I really like the work that is done in Wisconsin. I started fishing Wisconsin about 15 years ago, after I moved from PA to IL. What I really hated about the areas I fished in PA was that PA spent, in my opinion, most of their money on stocking and not nearly enough on habitat improvement. When I started fishing the Driftless, I was amazed at how that was completely different. We can debate PA and their processes in another thread.
I've seen improvements in the WI that are so old that they actually look like they were part of the stream forever - of course they're not. But I wouldn't consider it landscaped.
I also like the way that many of the streams and rivers I have fished have a nice balance of improved as well as unimproved, such as this shot here on an "improved stream"

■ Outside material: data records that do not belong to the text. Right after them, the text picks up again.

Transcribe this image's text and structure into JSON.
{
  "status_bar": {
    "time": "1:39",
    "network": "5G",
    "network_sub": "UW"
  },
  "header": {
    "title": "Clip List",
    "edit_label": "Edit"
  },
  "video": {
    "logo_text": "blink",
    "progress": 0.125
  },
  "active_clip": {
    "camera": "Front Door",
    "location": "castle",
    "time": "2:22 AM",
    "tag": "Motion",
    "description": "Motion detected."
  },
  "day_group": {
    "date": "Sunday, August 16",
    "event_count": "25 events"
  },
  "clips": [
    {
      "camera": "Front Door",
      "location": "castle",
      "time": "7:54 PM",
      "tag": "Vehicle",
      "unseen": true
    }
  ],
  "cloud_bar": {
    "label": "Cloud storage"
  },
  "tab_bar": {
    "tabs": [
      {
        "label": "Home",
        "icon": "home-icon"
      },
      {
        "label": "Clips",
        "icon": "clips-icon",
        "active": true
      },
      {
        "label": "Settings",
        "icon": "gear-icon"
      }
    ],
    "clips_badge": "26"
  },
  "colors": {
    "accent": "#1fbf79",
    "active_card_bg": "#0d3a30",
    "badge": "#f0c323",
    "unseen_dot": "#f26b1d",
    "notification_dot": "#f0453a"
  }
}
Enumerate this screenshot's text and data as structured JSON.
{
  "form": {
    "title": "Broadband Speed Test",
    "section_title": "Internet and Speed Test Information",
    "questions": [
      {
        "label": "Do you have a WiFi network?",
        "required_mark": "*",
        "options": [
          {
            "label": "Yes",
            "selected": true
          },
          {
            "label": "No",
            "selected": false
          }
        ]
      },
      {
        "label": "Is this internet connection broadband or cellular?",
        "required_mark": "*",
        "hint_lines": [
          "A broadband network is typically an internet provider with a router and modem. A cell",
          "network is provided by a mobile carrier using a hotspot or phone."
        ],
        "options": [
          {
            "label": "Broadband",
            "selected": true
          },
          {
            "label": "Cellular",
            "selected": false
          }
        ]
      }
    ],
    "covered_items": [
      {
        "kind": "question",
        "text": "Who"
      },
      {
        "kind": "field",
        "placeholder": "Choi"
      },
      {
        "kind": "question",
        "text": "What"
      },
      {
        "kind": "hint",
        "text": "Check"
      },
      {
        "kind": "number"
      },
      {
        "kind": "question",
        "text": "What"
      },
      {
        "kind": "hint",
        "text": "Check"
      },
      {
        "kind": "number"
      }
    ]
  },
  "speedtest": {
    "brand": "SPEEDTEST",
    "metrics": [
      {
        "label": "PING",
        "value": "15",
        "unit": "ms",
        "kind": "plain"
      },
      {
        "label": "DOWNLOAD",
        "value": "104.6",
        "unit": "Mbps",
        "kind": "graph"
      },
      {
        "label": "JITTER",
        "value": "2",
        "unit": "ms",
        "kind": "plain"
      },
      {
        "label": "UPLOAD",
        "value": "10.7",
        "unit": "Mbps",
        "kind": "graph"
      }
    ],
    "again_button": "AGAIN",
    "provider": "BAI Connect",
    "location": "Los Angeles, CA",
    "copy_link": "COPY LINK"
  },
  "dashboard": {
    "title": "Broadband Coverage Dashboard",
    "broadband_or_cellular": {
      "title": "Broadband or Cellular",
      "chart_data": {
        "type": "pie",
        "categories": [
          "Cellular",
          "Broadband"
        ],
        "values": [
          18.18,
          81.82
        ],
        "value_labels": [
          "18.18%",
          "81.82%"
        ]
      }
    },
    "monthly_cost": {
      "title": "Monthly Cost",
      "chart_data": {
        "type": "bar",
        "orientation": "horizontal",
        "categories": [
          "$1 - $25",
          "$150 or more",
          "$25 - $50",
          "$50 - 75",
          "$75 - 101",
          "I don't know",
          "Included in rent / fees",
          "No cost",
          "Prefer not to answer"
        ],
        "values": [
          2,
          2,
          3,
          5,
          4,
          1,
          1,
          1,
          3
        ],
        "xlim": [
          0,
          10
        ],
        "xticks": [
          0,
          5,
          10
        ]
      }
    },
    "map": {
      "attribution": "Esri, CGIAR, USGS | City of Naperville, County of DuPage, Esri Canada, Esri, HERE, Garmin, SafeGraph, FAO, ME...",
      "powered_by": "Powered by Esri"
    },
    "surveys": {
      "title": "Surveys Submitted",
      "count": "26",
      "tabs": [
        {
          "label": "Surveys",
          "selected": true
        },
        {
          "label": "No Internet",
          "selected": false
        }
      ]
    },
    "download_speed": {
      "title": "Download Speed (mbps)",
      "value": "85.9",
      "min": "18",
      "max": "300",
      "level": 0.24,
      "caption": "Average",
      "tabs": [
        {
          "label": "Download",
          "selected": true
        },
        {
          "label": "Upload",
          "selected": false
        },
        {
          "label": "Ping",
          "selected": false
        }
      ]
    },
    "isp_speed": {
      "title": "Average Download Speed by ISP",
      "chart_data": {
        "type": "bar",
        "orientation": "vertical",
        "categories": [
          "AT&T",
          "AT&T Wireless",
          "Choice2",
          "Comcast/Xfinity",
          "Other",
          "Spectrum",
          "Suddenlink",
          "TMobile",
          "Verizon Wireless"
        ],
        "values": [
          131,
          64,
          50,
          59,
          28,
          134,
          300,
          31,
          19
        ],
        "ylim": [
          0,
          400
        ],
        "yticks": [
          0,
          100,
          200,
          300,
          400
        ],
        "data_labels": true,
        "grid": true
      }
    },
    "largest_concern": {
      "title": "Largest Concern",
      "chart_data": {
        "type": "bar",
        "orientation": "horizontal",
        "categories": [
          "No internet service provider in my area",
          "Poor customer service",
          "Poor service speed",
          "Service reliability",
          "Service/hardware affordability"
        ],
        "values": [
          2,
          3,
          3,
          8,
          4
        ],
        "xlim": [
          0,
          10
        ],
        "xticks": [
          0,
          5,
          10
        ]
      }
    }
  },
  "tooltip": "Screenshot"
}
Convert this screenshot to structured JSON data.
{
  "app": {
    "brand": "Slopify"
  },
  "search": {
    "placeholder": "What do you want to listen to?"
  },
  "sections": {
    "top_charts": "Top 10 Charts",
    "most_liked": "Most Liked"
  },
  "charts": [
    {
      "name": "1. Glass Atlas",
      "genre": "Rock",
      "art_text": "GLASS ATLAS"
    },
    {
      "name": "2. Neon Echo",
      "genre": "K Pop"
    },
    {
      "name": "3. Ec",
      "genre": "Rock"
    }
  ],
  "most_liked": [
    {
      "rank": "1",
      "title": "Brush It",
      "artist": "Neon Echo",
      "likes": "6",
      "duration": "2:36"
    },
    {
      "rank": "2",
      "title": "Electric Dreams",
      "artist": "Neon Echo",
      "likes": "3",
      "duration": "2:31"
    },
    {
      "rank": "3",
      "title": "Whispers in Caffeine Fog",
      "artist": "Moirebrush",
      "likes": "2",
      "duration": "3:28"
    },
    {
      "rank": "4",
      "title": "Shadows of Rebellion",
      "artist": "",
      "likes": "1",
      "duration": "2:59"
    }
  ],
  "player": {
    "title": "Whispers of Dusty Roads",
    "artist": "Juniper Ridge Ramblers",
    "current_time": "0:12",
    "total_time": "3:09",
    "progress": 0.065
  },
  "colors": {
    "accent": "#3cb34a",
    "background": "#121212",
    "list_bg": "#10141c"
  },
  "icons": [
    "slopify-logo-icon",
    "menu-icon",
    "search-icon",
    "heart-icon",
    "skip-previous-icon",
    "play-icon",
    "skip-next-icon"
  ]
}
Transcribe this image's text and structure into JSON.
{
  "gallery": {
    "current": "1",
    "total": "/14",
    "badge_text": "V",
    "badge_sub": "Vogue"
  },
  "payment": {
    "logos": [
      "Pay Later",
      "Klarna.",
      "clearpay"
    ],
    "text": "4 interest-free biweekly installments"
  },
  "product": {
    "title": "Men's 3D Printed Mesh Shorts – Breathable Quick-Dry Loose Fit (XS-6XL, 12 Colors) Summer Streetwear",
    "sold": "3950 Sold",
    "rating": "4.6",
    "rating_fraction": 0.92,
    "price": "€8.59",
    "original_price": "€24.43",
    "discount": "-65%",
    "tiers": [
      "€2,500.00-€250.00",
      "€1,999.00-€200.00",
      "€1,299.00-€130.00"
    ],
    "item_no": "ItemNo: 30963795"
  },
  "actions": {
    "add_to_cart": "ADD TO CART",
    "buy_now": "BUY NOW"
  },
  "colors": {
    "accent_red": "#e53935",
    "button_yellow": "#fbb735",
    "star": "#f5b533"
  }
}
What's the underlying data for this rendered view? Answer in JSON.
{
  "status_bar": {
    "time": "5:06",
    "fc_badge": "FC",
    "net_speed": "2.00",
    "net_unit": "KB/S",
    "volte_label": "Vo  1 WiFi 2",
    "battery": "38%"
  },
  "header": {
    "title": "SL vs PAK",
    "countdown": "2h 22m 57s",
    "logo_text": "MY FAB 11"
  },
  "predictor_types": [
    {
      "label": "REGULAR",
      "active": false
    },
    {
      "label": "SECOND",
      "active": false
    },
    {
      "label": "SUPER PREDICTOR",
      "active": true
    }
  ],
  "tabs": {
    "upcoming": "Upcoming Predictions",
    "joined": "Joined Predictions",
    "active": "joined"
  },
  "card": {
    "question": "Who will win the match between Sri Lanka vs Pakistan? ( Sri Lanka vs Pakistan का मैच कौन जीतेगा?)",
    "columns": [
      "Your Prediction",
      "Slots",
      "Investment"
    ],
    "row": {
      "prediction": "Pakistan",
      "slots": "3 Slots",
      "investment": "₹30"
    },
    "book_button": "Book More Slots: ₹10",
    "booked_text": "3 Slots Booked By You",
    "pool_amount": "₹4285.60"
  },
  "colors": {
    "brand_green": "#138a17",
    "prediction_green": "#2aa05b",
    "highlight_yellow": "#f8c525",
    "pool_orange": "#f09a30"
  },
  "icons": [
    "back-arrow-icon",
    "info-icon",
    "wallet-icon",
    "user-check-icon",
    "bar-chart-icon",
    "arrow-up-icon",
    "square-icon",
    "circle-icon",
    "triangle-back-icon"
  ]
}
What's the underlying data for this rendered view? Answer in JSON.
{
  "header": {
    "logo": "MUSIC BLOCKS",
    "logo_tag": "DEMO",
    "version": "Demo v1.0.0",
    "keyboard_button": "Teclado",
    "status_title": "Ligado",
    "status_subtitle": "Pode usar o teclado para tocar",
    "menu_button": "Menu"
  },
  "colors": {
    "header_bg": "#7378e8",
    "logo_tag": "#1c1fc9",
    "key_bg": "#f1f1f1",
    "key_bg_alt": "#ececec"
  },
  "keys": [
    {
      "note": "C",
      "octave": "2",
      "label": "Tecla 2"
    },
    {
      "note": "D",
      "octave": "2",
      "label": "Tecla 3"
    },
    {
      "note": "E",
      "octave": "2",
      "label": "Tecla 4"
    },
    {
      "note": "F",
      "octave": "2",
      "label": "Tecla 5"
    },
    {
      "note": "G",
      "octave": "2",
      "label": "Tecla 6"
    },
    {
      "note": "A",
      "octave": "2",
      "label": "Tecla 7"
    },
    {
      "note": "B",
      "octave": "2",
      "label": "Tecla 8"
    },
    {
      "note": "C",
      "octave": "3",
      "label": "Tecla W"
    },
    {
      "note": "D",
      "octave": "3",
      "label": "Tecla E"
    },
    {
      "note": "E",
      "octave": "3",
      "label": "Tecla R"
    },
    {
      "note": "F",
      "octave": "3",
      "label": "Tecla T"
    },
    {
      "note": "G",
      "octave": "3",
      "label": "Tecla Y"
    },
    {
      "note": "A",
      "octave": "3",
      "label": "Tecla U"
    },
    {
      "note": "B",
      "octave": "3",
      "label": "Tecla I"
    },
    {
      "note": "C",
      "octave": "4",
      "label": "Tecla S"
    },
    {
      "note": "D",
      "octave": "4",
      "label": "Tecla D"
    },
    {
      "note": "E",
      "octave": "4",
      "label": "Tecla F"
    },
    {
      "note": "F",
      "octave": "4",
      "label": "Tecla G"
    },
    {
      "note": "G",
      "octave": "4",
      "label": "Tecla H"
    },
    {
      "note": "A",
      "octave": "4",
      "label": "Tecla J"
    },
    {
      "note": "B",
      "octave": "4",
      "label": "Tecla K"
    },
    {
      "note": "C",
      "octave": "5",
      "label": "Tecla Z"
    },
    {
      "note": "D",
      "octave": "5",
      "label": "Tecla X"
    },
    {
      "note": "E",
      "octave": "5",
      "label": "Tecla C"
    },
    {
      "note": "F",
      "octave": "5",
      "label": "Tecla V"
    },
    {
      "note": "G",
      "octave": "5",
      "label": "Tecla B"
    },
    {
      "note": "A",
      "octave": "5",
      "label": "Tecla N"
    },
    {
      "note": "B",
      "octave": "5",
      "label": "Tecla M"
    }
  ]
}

One of my favorite streams in the Driftless:
To me, I don't consider either of these examples as trout golf courses, but rather improvements along a singular river in different sections that provide protection to the habitat that have persevered over a long period of time and foster sustaining trout populations.
Same stream - unimproved.
There are certainly many areas along many different streams like the picture below that are not my favorite. But to me, the benefit I've seen of these is that they address a particular section of a river to provide protection in a particular section that needed it for one reason or another:
This stream has a lot of improvements in many different sections - I enjoy fishing the unimproved sections such as the section below. I'm making a non scientific assumption that the improved sections help this section as well in the long run:
I have seen some rivers and creeks in the Driftless that really are troutscaped. There is a section on the Blue that comes to mind... I'm glad they're there and glad the hard scape provides habitat to protect the fish. But I've seen enough positives in my years there that I welcome the work for long term protection of the fisheries.